Als ich Archie bei der Abholung der Schlüssel unterstützte, wollte die Dame Vorkasse, was laut Archie nicht abgemacht war. Und wer ihn kennt, der weiß, dass das ungemütlich werden kann. Ich habe das Ganze dann staatsmännisch mit meinem guten Namen gelöst.

Immer wieder schön, das Donnerstagabend Treffen mit den anderen Plattendealern, Frank (plus Anhang, der Mann muss einen Magneten in der Tasche haben), der gute Schuppo (Fozzybär mit dem nettesten Lächeln der Welt) und der ebenso coole wie wirre Franco - „hömma, ich habe da in Honneff einen Gewölbekeller aufgetan. Da lege ich jetzt mal ein Konzept vor. Dann rufe ich dich an.“ Ein Macher (und netter Kerl, don't get me wrong). Natürlich gingen des Hirschen wegen auch ein paar Jägermeister.
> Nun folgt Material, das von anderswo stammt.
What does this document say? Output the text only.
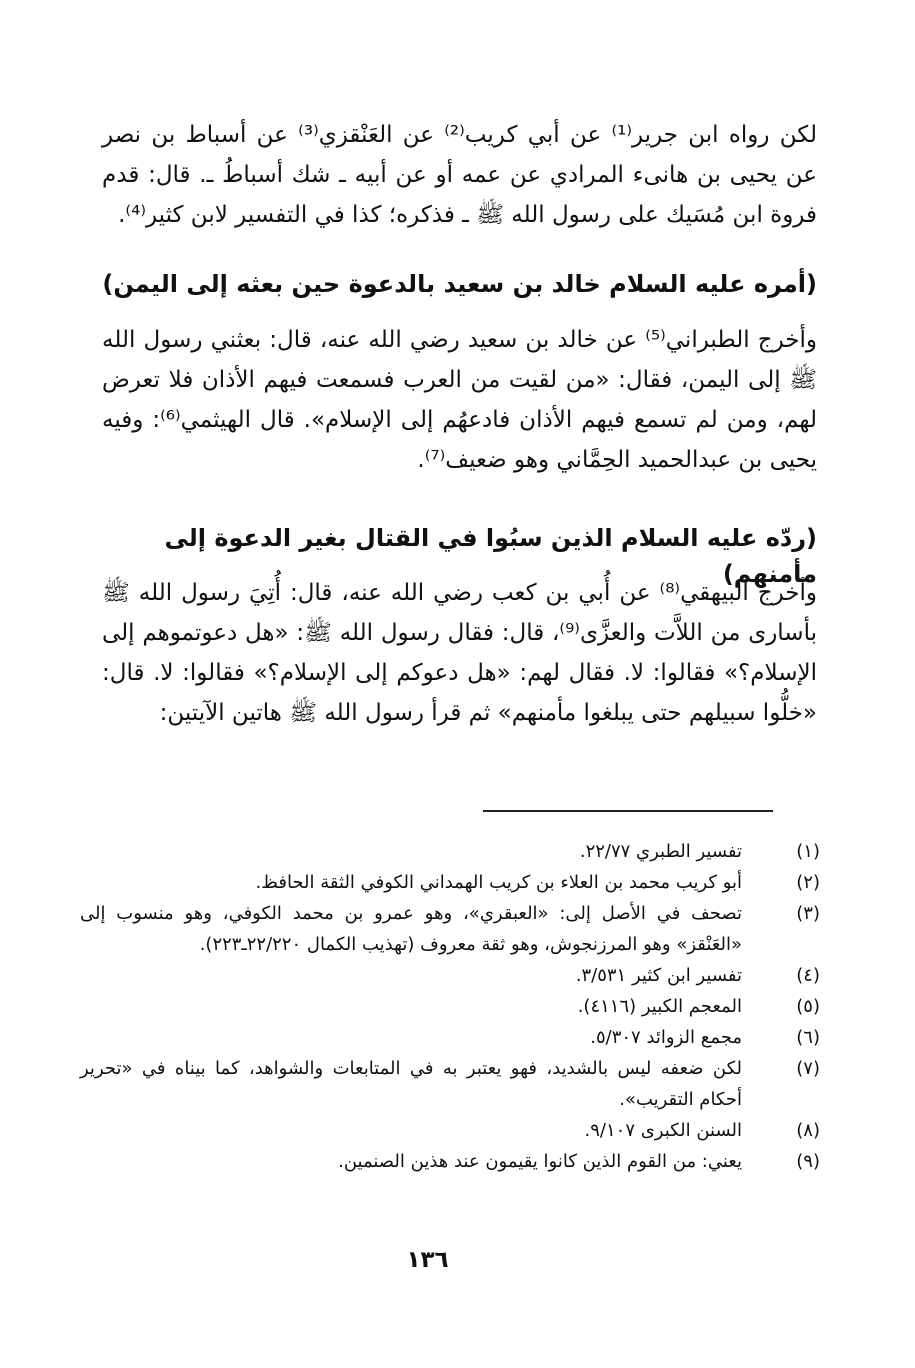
لكن رواه ابن جرير⁽¹⁾ عن أبي كريب⁽²⁾ عن العَنْقزي⁽³⁾ عن أسباط بن نصر عن يحيى بن هانىء المرادي عن عمه أو عن أبيه ـ شك أسباطُ ـ. قال: قدم فروة ابن مُسَيك على رسول الله ﷺ ـ فذكره؛ كذا في التفسير لابن كثير⁽⁴⁾.
(أمره عليه السلام خالد بن سعيد بالدعوة حين بعثه إلى اليمن)
وأخرج الطبراني⁽⁵⁾ عن خالد بن سعيد رضي الله عنه، قال: بعثني رسول الله ﷺ إلى اليمن، فقال: «من لقيت من العرب فسمعت فيهم الأذان فلا تعرض لهم، ومن لم تسمع فيهم الأذان فادعهُم إلى الإسلام». قال الهيثمي⁽⁶⁾: وفيه يحيى بن عبدالحميد الحِمَّاني وهو ضعيف⁽⁷⁾.
(ردّه عليه السلام الذين سبُوا في القتال بغير الدعوة إلى مأمنهم)
وأخرج البيهقي⁽⁸⁾ عن أُبي بن كعب رضي الله عنه، قال: أُتِيَ رسول الله ﷺ بأسارى من اللاَّت والعزَّى⁽⁹⁾، قال: فقال رسول الله ﷺ: «هل دعوتموهم إلى الإسلام؟» فقالوا: لا. فقال لهم: «هل دعوكم إلى الإسلام؟» فقالوا: لا. قال: «خلُّوا سبيلهم حتى يبلغوا مأمنهم» ثم قرأ رسول الله ﷺ هاتين الآيتين:
(١)
تفسير الطبري ٢٢/٧٧.
(٢)
أبو كريب محمد بن العلاء بن كريب الهمداني الكوفي الثقة الحافظ.
(٣)
تصحف في الأصل إلى: «العبقري»، وهو عمرو بن محمد الكوفي، وهو منسوب إلى «العَنْقز» وهو المرزنجوش، وهو ثقة معروف (تهذيب الكمال ٢٢/٢٢٠ـ٢٢٣).
(٤)
تفسير ابن كثير ٣/٥٣١.
(٥)
المعجم الكبير (٤١١٦).
(٦)
مجمع الزوائد ٥/٣٠٧.
(٧)
لكن ضعفه ليس بالشديد، فهو يعتبر به في المتابعات والشواهد، كما بيناه في «تحرير أحكام التقريب».
(٨)
السنن الكبرى ٩/١٠٧.
(٩)
يعني: من القوم الذين كانوا يقيمون عند هذين الصنمين.
١٣٦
Nach einem kurzen Nickerchen trafen dann meine Apartmentgenossen ein und dann wurden noch ein paar weitere Bierchen hinter die noch trockene Binde gegossen.

K-Nut: Für mich ging es Donnerstag-Abend los mit einer der nervigsten Auto-Fahrten meines Lebens. Für die ersten 25 KM benötigte ich zwei Stunden, und so kamen Chrispop, Axel und ich erst am frühen Freitag-Morgen gegen 02:30 (Abfahrt 17:30 in Köln!) am Weissenhäuser-Strand an. Dort wurden wir von einem recht gut gelaunten R-Man mit ein paar kalten Begrüßungs-Bierchen empfangen. Freund Rembert gesellte sich noch zu uns, eine geplante Vorab-Besichtigung des beeindruckenden Komplexes (O-Ton Rembert: „Genau so stelle ich mir Belgien vor!“) scheiterte aber an verschlossenen Türen.

Aussicht vom Balkon
Am Freitag dann ein skuriles Frühstück mit zwei Vegetariern, einem Nichtfrühstücker und einem, der auch gerne mal ordentlich Blutwurst auf’s Frühstücks-Brötchen legt (ich).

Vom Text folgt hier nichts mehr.